We were fortunate enough to see both Michael Pickering and Luke Suri perform the role of Frankie Valli due to cast illness during the show. Both actors felt destined for the role; looking, sounding and acting the part of the infamous singer. I was distracted by the display of pop-art on a large screen at the back of the stage, the inclusion felt a little dated and not particularly in style with the rest of the show – think mobsters in suits in the foreground and primary colours and cartoon ladies in the background. Yet, the screens seamlessly displayed images and videos of the actual band at times, a feature that would delight all my fellow history buffs!

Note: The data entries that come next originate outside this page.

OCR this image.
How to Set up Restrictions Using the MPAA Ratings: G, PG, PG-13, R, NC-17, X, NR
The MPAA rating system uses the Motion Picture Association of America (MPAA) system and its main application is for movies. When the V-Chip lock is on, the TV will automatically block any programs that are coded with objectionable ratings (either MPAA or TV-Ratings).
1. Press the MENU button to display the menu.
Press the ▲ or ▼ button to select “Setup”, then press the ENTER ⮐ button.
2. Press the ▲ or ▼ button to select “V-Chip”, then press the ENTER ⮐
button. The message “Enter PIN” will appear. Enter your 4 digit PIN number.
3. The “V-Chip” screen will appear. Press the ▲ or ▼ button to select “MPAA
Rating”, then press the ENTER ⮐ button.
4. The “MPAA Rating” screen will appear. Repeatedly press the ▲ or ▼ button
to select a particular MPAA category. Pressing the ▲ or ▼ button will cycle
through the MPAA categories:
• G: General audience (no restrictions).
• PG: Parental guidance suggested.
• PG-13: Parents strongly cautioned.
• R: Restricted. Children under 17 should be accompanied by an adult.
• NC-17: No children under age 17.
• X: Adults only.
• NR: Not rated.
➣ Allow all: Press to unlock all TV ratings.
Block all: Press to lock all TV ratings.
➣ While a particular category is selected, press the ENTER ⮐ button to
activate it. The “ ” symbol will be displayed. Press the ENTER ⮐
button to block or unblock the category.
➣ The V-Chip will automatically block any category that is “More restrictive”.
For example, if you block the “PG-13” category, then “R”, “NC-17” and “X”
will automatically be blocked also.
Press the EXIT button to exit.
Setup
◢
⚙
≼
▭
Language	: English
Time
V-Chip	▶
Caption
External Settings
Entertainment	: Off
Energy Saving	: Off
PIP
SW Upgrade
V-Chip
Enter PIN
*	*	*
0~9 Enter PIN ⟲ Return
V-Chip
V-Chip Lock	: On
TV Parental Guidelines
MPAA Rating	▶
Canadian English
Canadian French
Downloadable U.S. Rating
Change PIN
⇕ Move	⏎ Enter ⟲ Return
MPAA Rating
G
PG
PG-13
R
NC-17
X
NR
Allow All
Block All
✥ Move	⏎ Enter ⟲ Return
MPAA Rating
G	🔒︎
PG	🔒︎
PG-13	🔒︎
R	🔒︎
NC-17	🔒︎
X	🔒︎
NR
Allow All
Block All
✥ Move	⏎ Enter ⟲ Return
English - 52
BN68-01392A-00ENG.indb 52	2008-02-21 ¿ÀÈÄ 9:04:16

I was sceptical before seeing this musical, worried that I may not be the target audience and a little intimidated by the fact that we were a few decades younger than most audience members, but I cannot recommend it enough. With hits like ‘What a Night’ and ‘Big Girls Dont Cry’ to ‘Begging’ and ‘Can’t Take My Eyes Off Of You’, Frankie Valli and The Four Seasons have unknowingly been the soundtrack of my life. If you are looking for a fun-filled night out with your parents, grandparents or friends, then Jersey Boys is the one for you. Not to mention, it is worth a trip to The Alexandra this month to celebrate its 120th birthday. A cultural icon in Birmingham, a visit to The Alex is always one that involves fantastic staff, gorgeous surroundings and a whole lot of heart.